July 29, Leek, Staffordshire
The town of Leek is known locally as the Queen of the Moorlands. It’s a market town in the Churnet Valley, once a centre in the silk trade, which drew William Morris and Co. to the area in the nineteenth century for the manufacture of their fabrics. The heights around the town mark the beginning of Peak District National Park, a conglomeration of heather-covered moorlands, plunging dales, and spectacular outcroppings of black millstone grit in what’s known as the Dark Peak and limestone cliffs in the White Peak over in Derbyshire.
Several scenes in The Frenzy of Mad Sweeney take place in the Peaks and I’m intent on visiting one of them: Lud’s Church, a long deep chasm in the heights above the River Dane, a few miles north of Leek. I’m relieved to find the path to it well-signed as I found the directions to it on a website called It’s Not There.com. The chasm is breathtaking. We descend through a series of “chambers” that are thirty feet deep and five to fifteen feet wide. The walls are coated in emerald green moss and feathered with long grasses and ferns. Oak trees sprout from the walls near the top. Lud’s Church gets its name from the Lollards, a persecuted religious sect which once held secret services here. The gorge is also reputed to have been the location of the duel between Sir Gawain of the Round Table and The Green Knight. There’s an outcropping along the walls that resemble a human face, said to be the malevolent Green Knight keeping watch over his preserve.

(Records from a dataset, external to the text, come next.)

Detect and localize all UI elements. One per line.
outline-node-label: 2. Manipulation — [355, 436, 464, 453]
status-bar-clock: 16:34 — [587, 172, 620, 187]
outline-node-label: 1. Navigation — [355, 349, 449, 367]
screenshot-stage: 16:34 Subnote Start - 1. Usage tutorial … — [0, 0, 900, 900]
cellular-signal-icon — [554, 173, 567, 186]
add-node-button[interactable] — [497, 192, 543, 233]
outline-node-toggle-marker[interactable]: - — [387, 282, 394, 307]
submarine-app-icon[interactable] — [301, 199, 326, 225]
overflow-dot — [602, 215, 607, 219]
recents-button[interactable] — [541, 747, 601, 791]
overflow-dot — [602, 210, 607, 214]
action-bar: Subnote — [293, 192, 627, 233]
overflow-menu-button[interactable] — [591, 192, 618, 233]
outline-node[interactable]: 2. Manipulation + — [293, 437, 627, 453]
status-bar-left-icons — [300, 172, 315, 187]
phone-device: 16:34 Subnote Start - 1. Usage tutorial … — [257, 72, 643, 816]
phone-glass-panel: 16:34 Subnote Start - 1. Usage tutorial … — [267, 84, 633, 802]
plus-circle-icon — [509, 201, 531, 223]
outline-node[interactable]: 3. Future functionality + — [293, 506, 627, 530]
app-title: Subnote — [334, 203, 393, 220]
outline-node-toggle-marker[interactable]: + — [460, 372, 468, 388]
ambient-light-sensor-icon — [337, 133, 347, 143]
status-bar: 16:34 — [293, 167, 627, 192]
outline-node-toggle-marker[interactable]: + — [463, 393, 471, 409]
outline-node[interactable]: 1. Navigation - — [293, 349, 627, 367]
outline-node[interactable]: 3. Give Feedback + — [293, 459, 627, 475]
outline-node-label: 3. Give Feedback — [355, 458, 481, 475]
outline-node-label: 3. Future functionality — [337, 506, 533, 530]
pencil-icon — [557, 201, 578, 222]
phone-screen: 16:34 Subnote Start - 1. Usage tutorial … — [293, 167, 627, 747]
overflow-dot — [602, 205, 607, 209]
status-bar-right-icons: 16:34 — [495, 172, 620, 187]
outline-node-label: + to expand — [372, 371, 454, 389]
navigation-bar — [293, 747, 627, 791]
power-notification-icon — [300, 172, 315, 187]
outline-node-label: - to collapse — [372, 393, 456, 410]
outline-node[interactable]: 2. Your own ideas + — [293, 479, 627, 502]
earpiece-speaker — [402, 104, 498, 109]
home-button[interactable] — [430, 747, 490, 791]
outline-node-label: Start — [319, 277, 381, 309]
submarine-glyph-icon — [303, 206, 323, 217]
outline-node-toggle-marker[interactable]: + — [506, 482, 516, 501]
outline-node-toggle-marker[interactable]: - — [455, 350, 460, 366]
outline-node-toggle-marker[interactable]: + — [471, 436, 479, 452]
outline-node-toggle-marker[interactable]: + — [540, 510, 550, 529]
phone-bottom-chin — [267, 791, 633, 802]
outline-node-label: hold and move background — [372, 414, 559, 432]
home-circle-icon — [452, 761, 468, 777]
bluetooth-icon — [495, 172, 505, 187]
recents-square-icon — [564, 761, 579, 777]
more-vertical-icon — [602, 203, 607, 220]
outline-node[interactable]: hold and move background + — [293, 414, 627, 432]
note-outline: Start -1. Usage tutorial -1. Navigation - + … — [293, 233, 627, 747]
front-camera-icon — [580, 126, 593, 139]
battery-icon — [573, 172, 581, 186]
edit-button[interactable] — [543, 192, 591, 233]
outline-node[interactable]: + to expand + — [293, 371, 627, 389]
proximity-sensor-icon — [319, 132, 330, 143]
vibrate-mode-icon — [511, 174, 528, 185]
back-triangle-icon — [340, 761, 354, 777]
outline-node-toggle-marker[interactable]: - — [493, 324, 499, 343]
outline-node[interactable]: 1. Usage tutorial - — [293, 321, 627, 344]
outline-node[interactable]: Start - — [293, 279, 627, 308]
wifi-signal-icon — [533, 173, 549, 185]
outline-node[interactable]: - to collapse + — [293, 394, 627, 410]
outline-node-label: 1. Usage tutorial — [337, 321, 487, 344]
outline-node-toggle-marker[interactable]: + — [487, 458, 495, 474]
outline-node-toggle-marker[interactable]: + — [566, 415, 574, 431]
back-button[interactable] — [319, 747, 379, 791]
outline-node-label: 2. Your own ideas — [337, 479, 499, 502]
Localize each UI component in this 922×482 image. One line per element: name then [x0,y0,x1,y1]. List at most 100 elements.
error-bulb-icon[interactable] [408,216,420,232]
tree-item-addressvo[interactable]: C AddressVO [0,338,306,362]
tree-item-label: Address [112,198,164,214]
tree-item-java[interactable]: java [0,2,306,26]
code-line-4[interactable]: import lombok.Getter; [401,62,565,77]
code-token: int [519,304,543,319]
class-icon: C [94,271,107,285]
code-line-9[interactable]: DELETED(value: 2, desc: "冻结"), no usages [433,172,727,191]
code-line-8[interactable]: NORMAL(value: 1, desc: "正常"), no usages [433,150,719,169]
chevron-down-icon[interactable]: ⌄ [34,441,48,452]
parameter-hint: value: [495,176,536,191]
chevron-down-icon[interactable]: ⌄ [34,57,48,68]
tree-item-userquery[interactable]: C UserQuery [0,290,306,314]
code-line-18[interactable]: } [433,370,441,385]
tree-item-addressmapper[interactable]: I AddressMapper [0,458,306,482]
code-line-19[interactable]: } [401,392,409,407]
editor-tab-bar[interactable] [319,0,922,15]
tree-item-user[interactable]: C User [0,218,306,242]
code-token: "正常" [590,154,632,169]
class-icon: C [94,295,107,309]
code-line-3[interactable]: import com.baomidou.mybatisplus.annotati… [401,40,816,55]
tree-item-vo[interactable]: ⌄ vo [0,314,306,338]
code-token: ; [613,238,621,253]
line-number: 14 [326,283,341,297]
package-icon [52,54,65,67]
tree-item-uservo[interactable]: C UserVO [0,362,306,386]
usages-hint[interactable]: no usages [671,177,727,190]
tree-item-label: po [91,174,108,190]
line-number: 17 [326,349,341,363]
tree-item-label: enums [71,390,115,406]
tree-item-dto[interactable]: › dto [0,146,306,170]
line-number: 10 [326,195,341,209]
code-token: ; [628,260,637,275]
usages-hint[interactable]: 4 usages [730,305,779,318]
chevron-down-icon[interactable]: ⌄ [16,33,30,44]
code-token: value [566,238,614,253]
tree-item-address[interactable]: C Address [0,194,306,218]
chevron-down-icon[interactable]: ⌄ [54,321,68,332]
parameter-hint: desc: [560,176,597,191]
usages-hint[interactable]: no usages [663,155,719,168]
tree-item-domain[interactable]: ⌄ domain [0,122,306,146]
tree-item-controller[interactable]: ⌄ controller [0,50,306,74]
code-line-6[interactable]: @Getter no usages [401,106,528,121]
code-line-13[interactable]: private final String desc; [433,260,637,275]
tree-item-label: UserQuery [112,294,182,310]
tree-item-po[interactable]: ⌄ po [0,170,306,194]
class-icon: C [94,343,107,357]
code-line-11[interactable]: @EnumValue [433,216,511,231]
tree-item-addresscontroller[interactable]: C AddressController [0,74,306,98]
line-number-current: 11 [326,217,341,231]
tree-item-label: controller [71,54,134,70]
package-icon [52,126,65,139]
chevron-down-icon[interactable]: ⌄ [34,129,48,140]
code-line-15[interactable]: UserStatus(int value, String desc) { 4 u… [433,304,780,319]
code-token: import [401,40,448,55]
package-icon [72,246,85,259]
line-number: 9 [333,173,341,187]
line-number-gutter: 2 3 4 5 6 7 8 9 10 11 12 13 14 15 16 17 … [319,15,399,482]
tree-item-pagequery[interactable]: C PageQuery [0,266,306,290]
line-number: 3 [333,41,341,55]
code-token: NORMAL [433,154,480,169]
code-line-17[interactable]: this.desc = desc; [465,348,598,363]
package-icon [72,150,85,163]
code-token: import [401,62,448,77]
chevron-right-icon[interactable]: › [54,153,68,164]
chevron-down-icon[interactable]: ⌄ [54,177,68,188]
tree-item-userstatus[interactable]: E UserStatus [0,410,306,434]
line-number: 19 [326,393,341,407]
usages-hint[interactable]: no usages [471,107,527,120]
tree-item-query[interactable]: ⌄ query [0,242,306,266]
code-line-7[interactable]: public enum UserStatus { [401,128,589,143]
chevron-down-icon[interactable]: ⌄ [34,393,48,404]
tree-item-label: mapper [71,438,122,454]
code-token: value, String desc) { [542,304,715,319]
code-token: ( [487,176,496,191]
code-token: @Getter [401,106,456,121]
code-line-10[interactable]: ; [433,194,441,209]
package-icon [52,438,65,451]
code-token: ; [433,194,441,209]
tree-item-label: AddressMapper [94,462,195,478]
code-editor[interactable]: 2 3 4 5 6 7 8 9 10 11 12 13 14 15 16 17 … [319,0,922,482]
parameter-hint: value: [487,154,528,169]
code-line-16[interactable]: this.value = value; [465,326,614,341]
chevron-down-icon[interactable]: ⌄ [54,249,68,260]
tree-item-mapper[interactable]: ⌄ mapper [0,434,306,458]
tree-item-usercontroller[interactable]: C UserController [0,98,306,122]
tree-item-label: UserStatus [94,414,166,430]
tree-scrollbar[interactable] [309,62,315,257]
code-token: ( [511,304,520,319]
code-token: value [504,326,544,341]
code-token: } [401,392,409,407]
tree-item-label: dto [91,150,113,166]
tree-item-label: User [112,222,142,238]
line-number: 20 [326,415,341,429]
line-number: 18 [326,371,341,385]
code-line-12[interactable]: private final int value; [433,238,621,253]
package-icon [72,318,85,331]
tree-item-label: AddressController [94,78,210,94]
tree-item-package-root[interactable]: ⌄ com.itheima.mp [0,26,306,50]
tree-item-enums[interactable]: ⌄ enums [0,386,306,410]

In 1993 a dead Wallaby was found at the bottom of Lud’s Church. The animal is preserved in the Nicholson Institute in Leek. Wallabies have been living on the moor above Lud’s Church since the 1930s when a batch from the London Zoo escaped from a nearby estate, where they were being temporarily housed.
On the other side of Leek, we ride a miniature-gauge steam railway along the shores of Lake Rudyard, actually a reservoir created in the 18th century to feed nearby canals. Rudyard Kipling was named for this lake after his parents visited here, and a beautiful spot it is. Lined with stone boathouses and villas, it’s a touch of Muskoka in the heart of England.